How do you see subgingival air polishing with glycine powder impacting dental hygiene care in the future?
Flemmig: This new technology will make work easier and faster for the RDH. It will reduce the amount of time and effort needed to effectively deplaque the mouth. Prophylaxes accounts for approximately one quarter of the national expenditures for dental services. Here is an example of how adding this new technology that takes less time will impact the business of dental hygiene and the practice. For this I will use nationwide surveys by the ADA to compare an average restorative dental practice with three operatories and no hygienist to the same practice plus an additional operatory for a dental hygienist seeing eight patients a day or 1,900 prophylaxis or periodontal maintenance visits per year. The takehome income of the dentist employing an RDH is 40 percent higher than the dentist working alone. If the RDH now incorporates subgingival air polishing with glycine powder and saves 12 minutes per appointment, allowing him/her to see 10 patients per day, the costs don't go up but the profit doubles, providing a financial benefit to both the hygienist and the dentist. On the business side, this new approach to patient care provides a benefit for the patient of greater health and comfort, an easier appointment for the hygienist and increased income for both the dentist and the hygienist. Embracing new technology provides benefits for all involved: the patient, the RDH and the dentist.

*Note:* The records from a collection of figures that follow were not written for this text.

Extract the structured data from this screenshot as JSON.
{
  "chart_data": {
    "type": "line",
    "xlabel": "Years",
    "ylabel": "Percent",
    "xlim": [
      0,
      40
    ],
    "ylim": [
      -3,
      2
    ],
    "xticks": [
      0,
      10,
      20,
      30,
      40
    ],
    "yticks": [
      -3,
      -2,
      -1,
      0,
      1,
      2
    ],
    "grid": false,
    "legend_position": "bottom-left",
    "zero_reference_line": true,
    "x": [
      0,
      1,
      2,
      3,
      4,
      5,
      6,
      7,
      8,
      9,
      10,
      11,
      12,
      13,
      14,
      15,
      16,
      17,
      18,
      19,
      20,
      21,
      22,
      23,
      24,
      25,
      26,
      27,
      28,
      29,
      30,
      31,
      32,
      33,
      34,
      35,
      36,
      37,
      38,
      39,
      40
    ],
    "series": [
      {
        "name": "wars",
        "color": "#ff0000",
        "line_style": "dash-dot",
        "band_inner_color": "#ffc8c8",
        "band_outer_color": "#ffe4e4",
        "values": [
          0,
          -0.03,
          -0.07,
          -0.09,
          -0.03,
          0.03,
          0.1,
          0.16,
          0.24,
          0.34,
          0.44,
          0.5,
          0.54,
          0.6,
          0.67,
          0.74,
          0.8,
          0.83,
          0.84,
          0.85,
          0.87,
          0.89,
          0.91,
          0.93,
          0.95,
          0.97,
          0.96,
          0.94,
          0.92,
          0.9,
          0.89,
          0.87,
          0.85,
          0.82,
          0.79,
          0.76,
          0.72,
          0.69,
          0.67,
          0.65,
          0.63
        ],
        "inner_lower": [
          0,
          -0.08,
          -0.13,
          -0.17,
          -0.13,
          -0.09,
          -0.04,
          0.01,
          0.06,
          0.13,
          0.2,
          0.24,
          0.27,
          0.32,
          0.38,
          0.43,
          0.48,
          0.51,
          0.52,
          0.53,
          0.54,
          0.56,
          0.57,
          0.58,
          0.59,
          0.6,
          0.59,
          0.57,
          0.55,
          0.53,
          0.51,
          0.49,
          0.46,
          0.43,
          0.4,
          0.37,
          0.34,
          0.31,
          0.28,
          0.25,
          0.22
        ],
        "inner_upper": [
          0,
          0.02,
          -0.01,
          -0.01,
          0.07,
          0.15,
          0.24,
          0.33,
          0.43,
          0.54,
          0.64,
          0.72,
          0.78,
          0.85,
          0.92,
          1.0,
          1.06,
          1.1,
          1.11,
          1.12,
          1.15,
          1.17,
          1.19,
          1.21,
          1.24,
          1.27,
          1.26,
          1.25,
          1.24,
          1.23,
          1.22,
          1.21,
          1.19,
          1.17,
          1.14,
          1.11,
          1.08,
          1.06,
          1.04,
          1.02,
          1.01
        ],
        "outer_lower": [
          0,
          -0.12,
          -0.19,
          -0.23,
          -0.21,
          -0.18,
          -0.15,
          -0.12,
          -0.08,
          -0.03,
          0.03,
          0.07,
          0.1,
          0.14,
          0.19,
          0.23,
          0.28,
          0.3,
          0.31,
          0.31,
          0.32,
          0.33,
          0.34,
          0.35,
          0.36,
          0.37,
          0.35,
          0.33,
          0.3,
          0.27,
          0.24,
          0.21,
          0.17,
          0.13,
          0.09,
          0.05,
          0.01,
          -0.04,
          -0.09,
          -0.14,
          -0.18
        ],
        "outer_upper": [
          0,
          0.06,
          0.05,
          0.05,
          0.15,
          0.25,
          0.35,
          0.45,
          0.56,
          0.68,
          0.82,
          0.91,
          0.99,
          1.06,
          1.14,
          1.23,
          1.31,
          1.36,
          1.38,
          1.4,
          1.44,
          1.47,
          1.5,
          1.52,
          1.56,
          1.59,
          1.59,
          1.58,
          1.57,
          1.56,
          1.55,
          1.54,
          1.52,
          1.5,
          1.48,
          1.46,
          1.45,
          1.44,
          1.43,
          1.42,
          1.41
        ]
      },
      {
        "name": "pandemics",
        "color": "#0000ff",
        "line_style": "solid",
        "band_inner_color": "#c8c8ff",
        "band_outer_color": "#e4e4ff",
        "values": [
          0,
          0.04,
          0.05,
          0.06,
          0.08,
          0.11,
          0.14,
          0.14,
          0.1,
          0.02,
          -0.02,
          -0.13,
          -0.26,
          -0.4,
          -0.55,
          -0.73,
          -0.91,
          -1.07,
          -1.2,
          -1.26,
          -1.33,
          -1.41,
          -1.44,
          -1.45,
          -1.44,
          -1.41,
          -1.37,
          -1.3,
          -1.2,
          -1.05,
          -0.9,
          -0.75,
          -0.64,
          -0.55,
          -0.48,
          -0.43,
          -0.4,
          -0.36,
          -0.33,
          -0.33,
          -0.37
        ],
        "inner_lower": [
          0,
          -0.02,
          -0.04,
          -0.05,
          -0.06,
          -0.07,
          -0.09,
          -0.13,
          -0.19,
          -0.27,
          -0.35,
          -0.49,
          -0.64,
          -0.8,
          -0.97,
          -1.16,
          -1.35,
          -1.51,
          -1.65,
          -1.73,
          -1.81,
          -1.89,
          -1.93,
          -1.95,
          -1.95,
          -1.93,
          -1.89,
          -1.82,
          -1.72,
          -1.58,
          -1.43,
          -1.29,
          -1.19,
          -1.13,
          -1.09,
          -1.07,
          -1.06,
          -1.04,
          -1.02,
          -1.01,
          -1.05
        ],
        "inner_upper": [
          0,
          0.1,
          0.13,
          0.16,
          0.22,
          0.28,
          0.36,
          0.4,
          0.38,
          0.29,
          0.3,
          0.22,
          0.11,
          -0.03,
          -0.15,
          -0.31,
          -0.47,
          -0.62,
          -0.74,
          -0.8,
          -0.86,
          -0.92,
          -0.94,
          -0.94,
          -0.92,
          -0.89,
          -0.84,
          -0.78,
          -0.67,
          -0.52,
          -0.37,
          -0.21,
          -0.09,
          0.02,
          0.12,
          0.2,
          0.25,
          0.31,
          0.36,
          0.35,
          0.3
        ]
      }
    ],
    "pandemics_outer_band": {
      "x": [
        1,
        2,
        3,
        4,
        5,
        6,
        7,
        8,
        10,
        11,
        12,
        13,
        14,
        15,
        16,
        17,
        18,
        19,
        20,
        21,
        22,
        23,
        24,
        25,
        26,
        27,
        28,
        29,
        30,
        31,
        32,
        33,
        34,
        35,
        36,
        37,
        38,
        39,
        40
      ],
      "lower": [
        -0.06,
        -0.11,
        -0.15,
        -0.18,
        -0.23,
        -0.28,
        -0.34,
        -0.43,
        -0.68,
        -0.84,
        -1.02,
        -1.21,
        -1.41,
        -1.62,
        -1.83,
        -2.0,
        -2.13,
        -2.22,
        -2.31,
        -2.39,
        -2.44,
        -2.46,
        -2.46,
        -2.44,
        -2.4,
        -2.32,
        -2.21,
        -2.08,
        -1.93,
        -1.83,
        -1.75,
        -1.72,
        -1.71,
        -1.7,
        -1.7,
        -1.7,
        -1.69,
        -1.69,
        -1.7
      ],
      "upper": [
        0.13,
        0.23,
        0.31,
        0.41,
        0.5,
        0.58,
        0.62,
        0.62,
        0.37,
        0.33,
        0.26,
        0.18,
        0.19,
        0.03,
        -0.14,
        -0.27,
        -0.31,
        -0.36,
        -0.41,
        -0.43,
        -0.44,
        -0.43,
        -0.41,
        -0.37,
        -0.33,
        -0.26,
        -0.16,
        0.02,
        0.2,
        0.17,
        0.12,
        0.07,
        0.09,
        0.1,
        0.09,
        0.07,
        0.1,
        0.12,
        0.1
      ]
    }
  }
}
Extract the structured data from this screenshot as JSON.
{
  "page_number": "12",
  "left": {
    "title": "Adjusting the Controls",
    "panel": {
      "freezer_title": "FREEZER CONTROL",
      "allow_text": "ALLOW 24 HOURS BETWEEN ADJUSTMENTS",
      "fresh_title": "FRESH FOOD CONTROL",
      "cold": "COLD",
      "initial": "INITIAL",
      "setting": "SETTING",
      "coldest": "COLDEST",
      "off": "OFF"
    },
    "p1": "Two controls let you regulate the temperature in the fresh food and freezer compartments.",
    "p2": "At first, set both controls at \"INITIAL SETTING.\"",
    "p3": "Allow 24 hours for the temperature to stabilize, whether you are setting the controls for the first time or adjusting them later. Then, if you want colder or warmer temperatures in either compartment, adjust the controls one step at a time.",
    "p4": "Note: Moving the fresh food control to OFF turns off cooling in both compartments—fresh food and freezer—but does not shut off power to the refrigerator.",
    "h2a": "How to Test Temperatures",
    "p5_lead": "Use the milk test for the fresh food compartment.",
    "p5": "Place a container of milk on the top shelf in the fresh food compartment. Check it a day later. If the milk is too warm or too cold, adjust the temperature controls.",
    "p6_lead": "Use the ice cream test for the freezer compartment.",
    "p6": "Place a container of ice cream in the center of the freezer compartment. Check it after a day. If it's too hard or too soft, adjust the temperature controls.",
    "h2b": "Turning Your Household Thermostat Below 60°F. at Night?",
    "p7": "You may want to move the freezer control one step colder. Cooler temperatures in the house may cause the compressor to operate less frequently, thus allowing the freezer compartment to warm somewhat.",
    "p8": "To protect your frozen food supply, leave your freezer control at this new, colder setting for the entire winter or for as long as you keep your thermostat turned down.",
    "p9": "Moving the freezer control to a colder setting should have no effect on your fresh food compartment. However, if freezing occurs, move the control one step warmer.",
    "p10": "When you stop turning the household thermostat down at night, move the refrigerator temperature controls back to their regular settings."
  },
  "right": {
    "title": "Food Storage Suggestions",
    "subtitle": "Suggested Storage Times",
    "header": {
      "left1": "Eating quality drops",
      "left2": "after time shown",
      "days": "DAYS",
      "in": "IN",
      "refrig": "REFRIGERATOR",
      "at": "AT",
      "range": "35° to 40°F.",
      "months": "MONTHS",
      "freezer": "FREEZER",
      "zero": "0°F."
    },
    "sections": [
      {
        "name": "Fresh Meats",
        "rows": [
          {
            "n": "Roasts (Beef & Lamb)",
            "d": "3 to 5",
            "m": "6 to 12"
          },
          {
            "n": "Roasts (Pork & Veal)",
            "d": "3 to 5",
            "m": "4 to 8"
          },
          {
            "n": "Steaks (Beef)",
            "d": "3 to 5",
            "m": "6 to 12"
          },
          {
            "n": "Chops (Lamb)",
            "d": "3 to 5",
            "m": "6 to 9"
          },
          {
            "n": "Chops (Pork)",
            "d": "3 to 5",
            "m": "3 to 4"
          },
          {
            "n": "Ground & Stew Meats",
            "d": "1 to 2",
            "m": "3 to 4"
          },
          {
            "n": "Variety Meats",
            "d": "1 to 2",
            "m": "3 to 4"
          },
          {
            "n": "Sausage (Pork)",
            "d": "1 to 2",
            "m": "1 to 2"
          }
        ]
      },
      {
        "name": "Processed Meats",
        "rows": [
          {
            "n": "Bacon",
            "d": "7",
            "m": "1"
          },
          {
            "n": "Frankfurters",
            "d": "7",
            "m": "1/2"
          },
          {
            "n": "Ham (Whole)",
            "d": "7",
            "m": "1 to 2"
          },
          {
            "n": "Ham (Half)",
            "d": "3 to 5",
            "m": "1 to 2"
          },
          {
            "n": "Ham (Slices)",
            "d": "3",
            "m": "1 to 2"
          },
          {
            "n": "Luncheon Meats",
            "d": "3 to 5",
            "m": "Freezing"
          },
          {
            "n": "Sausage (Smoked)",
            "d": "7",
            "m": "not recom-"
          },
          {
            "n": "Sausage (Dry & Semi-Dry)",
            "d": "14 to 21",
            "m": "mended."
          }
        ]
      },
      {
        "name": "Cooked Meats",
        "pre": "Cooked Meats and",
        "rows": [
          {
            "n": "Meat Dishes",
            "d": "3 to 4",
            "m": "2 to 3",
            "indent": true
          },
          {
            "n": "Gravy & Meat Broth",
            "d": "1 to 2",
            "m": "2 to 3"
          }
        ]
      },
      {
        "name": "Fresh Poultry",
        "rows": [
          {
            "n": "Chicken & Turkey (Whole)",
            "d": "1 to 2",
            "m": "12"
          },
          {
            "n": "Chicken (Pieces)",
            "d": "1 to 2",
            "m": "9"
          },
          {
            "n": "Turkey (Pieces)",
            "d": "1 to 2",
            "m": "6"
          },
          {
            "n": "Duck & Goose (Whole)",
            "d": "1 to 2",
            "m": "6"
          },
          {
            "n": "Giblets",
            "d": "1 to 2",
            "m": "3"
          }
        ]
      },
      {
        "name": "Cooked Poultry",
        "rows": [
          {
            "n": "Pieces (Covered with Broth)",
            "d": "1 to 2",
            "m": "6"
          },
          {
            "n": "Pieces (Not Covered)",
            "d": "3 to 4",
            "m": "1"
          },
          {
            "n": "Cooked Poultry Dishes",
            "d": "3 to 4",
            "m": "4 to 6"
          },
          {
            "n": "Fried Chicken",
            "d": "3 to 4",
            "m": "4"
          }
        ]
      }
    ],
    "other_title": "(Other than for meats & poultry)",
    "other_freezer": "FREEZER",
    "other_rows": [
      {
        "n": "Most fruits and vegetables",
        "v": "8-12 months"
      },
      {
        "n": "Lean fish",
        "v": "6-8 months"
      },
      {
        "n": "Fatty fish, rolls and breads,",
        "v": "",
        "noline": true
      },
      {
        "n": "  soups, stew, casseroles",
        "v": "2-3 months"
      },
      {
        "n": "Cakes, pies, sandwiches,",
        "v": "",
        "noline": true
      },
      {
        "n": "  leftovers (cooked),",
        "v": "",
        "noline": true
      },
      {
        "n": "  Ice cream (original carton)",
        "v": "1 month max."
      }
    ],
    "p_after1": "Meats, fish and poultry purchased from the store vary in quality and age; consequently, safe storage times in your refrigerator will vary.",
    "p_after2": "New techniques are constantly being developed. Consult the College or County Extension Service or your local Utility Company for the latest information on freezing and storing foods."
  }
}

Thank you Dr. Flemmig for your focus on the future, your exciting research findings and your dedication to improving patient oral health.

  Author's Bio
Dr. Thomas Flemmig is a Professor in the Department of Periodontics at the University of Washington. He earned his dental degree at the University of Freiburg in Germany and training in Oral Surgery at the University of Hamburg in Germany and in Periodontics at UCLA. His PhD is from the University of Würzburg, and MBA and certificate in Health Sector Management from Duke University. He also maintains a periodontal practice in Seattle, Washington. He has served on the editorial board of several scientific journals and published more than 150 scientific papers.